Ahmet Hamdi Tanpınar’ın “İstanbul mahallesi”, birbirine komşu ve birbirinden haberli evleriyle birlikteliğin simgesi, semtin veya şehrin içinde kendisine has bir ahengin ifadesi, sıcak samimi yaşama alanıdır. Mektebi, kahvesi, çeşmesi, satıcı sesleriyle hayat bulur mahalle; her nesil için yeni baştan kurulur, yirmi otuz senede bir çehre değiştirerek yaşar.

Türkiye’nin iki yüz yıla yakın zamandır geçirmekte olduğu değişim, tarihin ve hadiselerin ışığında aydınlanır Tanpınar’ın nazarında. Huzur, Sahnenin Dışındakiler, Mahur Beste serüvenindeki mahallenin hayatî meseleleri, çehresi, kahramanları da bu anlamda bir var oluş savaşının içinde hayat bulur: “İstanbul’un bu izbe mahallelerinde dolaşmak kadar öğretici şey pek azdır.
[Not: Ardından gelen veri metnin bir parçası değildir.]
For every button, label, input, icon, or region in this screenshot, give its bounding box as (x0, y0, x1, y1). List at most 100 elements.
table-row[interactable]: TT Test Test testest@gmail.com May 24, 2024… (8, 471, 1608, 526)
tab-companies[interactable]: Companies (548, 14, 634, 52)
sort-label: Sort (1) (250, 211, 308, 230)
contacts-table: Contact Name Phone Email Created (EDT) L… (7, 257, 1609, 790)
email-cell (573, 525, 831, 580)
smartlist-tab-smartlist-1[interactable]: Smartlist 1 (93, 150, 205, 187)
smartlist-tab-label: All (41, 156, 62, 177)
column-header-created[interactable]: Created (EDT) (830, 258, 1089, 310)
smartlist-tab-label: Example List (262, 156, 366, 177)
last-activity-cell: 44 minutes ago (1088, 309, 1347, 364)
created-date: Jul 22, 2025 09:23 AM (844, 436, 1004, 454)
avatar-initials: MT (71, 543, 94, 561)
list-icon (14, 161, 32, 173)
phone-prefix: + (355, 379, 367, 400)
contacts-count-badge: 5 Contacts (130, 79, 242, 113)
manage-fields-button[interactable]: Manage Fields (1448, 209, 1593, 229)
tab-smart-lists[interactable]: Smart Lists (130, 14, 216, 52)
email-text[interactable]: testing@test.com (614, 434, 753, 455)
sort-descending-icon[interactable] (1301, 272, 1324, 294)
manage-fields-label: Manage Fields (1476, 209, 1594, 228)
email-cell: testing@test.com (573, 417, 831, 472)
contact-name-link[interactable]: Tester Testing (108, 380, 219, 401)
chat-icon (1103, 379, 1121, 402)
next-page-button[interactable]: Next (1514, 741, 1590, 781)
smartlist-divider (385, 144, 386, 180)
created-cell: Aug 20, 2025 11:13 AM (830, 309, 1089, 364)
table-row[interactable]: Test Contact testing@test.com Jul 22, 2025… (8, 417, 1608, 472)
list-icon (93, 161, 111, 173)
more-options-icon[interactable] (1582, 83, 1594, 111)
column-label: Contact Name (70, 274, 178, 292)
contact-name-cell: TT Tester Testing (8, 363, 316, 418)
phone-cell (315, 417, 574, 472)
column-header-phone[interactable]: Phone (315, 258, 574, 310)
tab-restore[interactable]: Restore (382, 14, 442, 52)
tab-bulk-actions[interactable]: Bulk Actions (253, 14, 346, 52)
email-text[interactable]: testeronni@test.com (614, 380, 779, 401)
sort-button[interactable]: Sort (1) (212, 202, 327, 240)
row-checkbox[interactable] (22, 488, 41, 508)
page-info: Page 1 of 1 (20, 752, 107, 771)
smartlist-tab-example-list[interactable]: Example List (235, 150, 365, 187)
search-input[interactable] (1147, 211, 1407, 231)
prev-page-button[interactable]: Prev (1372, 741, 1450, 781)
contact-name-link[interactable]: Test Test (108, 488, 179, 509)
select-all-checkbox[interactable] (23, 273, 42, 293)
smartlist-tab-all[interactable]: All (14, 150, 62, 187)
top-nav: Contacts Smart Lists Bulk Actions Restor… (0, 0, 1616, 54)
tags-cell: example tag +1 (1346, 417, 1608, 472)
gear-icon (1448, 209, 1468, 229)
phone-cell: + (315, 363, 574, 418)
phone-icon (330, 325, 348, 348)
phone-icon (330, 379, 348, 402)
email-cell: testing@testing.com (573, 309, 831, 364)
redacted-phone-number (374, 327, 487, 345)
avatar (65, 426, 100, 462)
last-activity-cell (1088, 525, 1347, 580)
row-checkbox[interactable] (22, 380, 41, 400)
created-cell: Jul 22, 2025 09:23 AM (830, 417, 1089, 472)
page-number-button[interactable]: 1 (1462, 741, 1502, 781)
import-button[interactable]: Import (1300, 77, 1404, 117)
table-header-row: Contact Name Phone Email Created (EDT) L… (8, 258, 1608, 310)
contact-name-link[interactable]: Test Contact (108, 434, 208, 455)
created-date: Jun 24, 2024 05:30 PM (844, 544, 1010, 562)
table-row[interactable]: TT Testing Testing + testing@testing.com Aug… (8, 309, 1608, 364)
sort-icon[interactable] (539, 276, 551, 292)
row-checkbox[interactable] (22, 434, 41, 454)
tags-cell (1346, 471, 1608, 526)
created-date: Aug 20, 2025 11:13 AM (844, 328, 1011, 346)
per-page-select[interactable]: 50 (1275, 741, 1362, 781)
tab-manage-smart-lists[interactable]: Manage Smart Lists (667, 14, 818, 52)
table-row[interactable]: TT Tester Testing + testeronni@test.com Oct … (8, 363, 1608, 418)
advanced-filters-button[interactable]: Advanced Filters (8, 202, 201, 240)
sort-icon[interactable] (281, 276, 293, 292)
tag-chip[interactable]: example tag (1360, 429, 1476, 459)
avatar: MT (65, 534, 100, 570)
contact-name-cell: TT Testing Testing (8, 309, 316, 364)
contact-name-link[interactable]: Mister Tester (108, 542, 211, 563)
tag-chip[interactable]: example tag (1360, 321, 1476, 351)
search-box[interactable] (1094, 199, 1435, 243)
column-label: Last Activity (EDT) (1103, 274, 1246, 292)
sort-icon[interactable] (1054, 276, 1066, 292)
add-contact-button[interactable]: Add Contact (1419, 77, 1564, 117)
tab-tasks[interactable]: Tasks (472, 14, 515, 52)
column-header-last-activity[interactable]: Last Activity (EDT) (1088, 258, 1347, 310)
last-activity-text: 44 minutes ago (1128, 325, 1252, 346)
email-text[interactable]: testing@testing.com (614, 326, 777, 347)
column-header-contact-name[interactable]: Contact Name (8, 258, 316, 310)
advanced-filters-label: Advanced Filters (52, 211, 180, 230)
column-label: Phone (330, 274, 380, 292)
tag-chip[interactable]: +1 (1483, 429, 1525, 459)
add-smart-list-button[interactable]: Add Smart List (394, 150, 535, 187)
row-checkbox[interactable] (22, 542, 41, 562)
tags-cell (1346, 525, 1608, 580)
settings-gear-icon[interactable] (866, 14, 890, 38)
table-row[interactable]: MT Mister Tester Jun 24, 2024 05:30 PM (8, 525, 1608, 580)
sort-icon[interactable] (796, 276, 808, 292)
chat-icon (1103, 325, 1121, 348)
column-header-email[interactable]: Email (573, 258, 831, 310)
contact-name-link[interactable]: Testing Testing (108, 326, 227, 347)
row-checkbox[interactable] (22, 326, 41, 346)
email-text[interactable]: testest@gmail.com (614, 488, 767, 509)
Çünkü bütün bakımsızlığı ve haraplığı içinde size üst üste bütün tarihi verir.” (Tanpınar, Türk İstanbul’un Eski Mahallesi, Yaşadığım Gibi, 1970)

Çalışmamız, Ahmet Hamdi Tanpınar’ın Huzur, Sahnenin Dışındakiler, Mahur Beste romanlarındaki “mahalle” olgusunun, Abdülaziz Devri’nden Meşrutiyet’e, İstibdat Dönemi’nden Kurtuluş Savaşı’na kadar uzanan bir zaman yelpazesinde gösterdiği değişim sürecini mercek altına almaktadır.

ABSTRACT

“Istanbul Mahellesi” of Ahmet Hamdi Tanpınar is a symbol of togetherness of houses which are neighbor and aware of each others, a manifestation of a unique harmony in vicinity and city, a lovely living space. The district is alive with its school, fountain, tea house , noises of sellers ; reformed for each generation. It lives by changing his frame for each twenty of thirty years.

The change Turkey has undergone from almost two hundred years, is illuminated under light of history and events in the sight of Tanpınar. In this sence, protagonists, frame and vital issues of district in the adventure of “Huzur”, “Sahnenin Dışındakiler”, “Mahur Beste” take places in the war of existence : “ There is not so much informative thing like wandering in the isolated district of Istanbul. Because despite all this disrepair and wreck, it gives you all history over and over.” (Tanpınar, Türk İstanbul’un Eski Mahallesi, Yaşadığım Gibi, 1970)1

In this study, how conception of district in “Huzur, Sahnenin Dışındakiler and Mahur Beste”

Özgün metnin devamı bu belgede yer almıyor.